Unless otherwise specified in CEPA, a "natural person" means a Hong Kong permanent resident whereas a "juridical person" means any legal entity duly constituted or otherwise organized under the applicable laws of Hong Kong and which has engaged in substantive business operations in Hong Kong for three to five years.
Hong Kong's Trade and Industry Department will provide the one-stop enquiry and certification services for the implementation of CEPA in Hong Kong. A designated branch has been set up in the department to handle public enquiries, disseminate practical information and process applications for the certification of "Hong Kong Service Suppliers."
With regard to trade and investment facilitation, both sides agreed on the contents and modalities of cooperation for each of the seven areas which are stipulated in the main parts of CEPA, and that new areas of trade and investment facilitation might be added in the future.
With a view to broadening CEPA's scope and coverage, the two sides will pursue further liberalization on goods and services trade in the latter phases.

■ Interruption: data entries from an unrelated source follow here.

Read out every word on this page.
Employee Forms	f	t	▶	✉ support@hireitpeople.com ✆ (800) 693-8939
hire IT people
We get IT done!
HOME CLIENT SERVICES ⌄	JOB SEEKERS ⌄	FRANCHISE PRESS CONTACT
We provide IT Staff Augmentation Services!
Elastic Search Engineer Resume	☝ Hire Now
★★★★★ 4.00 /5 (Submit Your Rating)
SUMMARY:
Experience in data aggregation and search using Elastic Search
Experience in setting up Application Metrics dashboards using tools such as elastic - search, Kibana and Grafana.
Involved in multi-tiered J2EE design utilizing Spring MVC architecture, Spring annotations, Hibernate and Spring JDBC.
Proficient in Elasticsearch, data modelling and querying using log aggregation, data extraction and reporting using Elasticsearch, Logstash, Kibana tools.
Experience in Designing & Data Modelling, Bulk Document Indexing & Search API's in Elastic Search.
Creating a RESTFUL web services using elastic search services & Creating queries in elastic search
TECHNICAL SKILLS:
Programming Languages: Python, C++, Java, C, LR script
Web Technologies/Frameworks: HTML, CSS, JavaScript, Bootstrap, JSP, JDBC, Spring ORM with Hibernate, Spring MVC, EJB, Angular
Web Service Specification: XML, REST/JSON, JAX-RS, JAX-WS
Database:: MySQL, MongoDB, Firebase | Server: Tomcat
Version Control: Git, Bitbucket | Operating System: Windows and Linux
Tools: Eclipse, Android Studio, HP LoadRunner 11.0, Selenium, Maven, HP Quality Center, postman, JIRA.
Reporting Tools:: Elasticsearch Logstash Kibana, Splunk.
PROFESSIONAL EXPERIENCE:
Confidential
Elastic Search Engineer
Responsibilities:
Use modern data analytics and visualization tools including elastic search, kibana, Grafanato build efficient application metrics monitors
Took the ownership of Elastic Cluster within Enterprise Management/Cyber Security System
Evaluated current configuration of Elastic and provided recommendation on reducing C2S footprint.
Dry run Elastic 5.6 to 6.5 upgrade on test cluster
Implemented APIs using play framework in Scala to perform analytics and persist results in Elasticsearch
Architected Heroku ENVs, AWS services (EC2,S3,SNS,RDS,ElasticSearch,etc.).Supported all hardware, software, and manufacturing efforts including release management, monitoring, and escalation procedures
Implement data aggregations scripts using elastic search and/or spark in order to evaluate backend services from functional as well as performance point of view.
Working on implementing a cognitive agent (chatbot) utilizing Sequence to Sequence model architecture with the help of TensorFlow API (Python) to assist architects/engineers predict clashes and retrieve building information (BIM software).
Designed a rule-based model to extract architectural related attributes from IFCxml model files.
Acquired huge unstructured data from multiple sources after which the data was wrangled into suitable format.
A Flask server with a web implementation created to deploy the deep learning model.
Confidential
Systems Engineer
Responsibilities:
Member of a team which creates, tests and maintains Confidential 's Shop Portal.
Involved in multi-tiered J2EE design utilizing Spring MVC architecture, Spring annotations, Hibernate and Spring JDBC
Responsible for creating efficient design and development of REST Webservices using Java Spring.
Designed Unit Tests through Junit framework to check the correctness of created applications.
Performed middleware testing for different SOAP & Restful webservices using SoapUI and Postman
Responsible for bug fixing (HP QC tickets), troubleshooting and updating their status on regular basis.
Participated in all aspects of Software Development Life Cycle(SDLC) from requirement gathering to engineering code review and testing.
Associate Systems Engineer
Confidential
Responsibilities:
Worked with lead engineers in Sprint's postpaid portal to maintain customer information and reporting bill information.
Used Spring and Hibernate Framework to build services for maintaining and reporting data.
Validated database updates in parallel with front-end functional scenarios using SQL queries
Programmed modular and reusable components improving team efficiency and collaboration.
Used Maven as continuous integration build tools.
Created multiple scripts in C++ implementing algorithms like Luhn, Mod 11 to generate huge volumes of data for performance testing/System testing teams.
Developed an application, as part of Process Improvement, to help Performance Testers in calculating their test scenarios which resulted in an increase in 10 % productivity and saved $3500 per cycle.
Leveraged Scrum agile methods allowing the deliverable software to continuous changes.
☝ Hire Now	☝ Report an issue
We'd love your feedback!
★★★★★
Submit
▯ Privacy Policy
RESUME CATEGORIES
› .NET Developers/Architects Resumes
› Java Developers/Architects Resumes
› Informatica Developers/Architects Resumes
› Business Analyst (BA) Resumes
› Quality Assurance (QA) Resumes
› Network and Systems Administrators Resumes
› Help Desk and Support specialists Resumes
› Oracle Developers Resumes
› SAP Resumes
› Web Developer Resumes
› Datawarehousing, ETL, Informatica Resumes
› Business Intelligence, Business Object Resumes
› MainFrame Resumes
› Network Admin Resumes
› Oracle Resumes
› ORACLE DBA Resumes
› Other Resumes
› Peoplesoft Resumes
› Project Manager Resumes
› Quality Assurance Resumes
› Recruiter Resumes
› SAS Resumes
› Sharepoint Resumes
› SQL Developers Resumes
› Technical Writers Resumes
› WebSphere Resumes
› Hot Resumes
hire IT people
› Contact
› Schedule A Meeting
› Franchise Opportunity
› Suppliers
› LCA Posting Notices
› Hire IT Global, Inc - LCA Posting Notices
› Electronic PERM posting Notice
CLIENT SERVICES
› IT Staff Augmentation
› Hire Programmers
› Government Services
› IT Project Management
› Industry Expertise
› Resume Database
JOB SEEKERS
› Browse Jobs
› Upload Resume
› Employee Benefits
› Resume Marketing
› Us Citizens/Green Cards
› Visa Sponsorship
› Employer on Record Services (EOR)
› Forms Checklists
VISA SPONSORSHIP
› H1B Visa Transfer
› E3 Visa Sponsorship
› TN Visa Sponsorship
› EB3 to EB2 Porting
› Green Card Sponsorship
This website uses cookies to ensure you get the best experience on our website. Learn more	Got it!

A Joint Steering Committee, responsible for overall coordination of CEPA, will be set up soon. It will be jointly chaired by Financial Secretary Henry Tang and Vice Minister of Commerce An Min.
"CEPA adopts a building-block approach and provides a mechanism for further liberalization measures. In formulating the strategy for the subsequent phases of CEPA, we will continue to consult the business and professional communities to understand their needs," Tsang said.
"We will also discuss with the concerned business sectors on appropriate policy measures that may be required to enable them to gain the greatest benefits from CEPA," he added.